Satellite, local LLM, and desktop/media uses

They want to support NTN satellite connectivity via a partner (e.g., Skylo) so users can experiment with standardized 5G/LTE satellite links using M.2 NTN modems. Thanks to the on‑chip NPU, they plan a specialized offline LLM tuned to Flipper One, both to assist with operating the device and to demonstrate local AI, though the NPU still lacks mainline support. As a “survival desktop” and “hacker’s TV box,” it offers DisplayPort Alt‑mode over USB‑C plus a full‑size HDMI 2.1 port with 4K@120 Hz and CEC, but they note current challenges around DP Alt‑mode, hardware video decode, and choosing a lean desktop environment.

Call for help

The post ends on a personal note from founder Pavel Zhovner, framing Flipper One as a long‑dreamed‑of pocket Linux multi‑tool finally made possible by modern components but still full of technical and financial uncertainty. They ask the community to join via the Developer Portal, help upstream RK3576, test Wi‑Fi and other subsystems, design modules and enclosures, and generally help turn Flipper One into a truly open, community‑built platform.

Flipper OS architecture

In Flipper OS, the concept of operating system profiles is introduced, which are architecturally separated from the base system.

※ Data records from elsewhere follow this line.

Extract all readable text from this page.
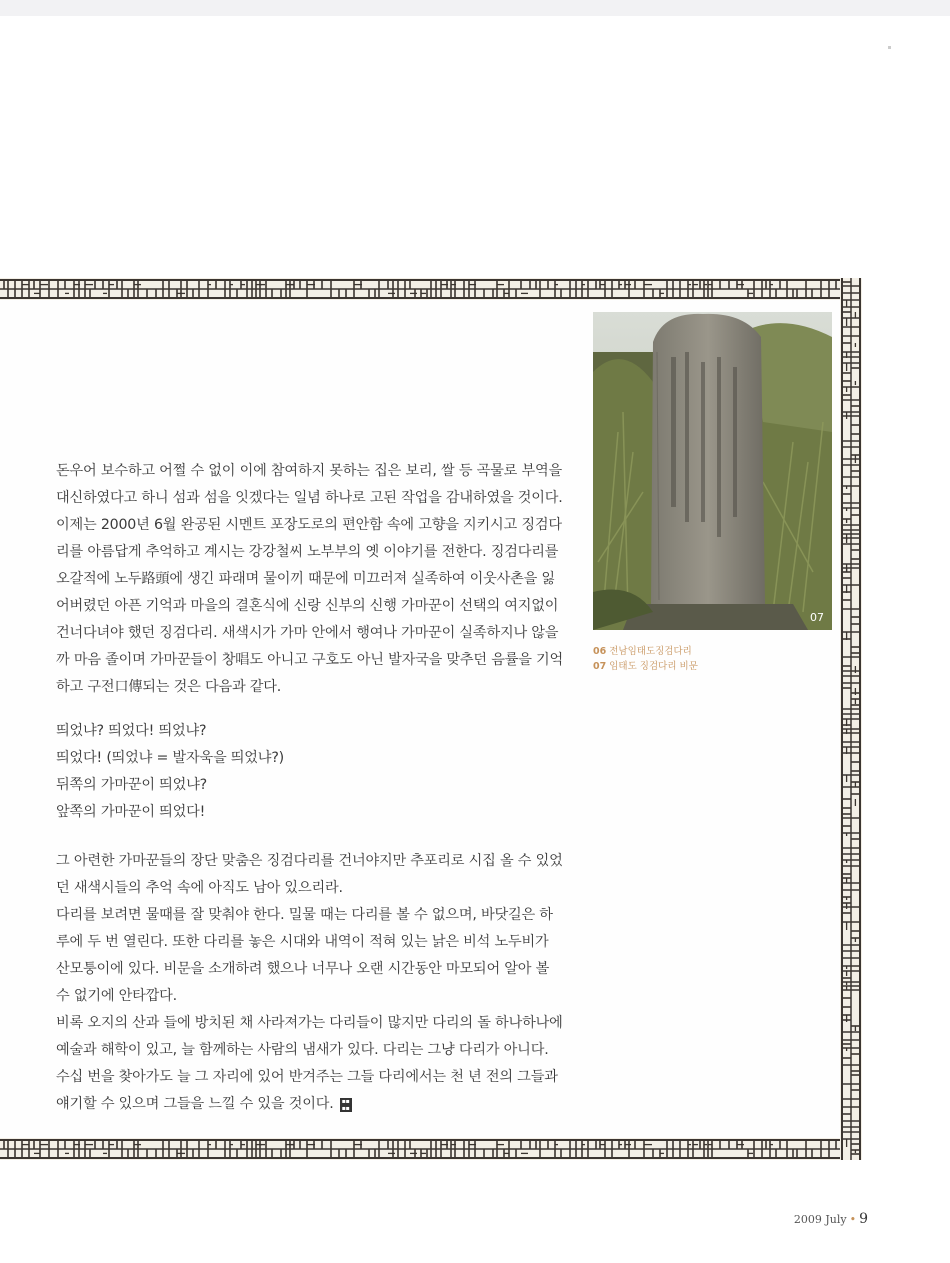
돈우어 보수하고 어쩔 수 없이 이에 참여하지 못하는 집은 보리, 쌀 등 곡물로 부역을 대신하였다고 하니 섬과 섬을 잇겠다는 일념 하나로 고된 작업을 감내하였을 것이다. 이제는 2000년 6월 완공된 시멘트 포장도로의 편안함 속에 고향을 지키시고 징검다리를 아름답게 추억하고 계시는 강강철씨 노부부의 옛 이야기를 전한다. 징검다리를 오갈적에 노두路頭에 생긴 파래며 물이끼 때문에 미끄러져 실족하여 이웃사촌을 잃어버렸던 아픈 기억과 마을의 결혼식에 신랑 신부의 신행 가마꾼이 선택의 여지없이 건너다녀야 했던 징검다리. 새색시가 가마 안에서 행여나 가마꾼이 실족하지나 않을까 마음 졸이며 가마꾼들이 창唱도 아니고 구호도 아닌 발자국을 맞추던 음률을 기억하고 구전口傳되는 것은 다음과 같다.

띄었냐? 띄었다! 띄었냐?

띄었다! (띄었냐 = 발자욱을 띄었냐?)

뒤쪽의 가마꾼이 띄었냐?

앞쪽의 가마꾼이 띄었다!

그 아련한 가마꾼들의 장단 맞춤은 징검다리를 건너야지만 추포리로 시집 올 수 있었던 새색시들의 추억 속에 아직도 남아 있으리라.

다리를 보려면 물때를 잘 맞춰야 한다. 밀물 때는 다리를 볼 수 없으며, 바닷길은 하루에 두 번 열린다. 또한 다리를 놓은 시대와 내역이 적혀 있는 낡은 비석 노두비가 산모퉁이에 있다. 비문을 소개하려 했으나 너무나 오랜 시간동안 마모되어 알아 볼 수 없기에 안타깝다.

비록 오지의 산과 들에 방치된 채 사라져가는 다리들이 많지만 다리의 돌 하나하나에 예술과 해학이 있고, 늘 함께하는 사람의 냄새가 있다. 다리는 그냥 다리가 아니다. 수십 번을 찾아가도 늘 그 자리에 있어 반겨주는 그들 다리에서는 천 년 전의 그들과 얘기할 수 있으며 그들을 느낄 수 있을 것이다. ▪▪
▪▪

07
06 전남임태도징검다리
07 임태도 징검다리 비문
2009 July • 9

Thus, the operating system consists of two distinct parts:

  1. Flipper OS base system — a clean, unmodified Debian-based system. It consists of Linux kernel, RootFS, and MCU firmware. The base system is distributed through official updates. This part of the operating system remains unchanged during user customization and configuration.

  2. OS profiles — an overlay on top of the base system that contains all user customizations, including installed packages, containers, and modifications to the RootFS including config files edits. By applying an OS profile to the Flipper OS base system, you get a fully configured system tailored for a specific use case.

Official built-in OS profiles are distributed as part of the operating system, for example: Minimal system, Wi-Fi router, TV media box, Network sniffer, and Desktop computer.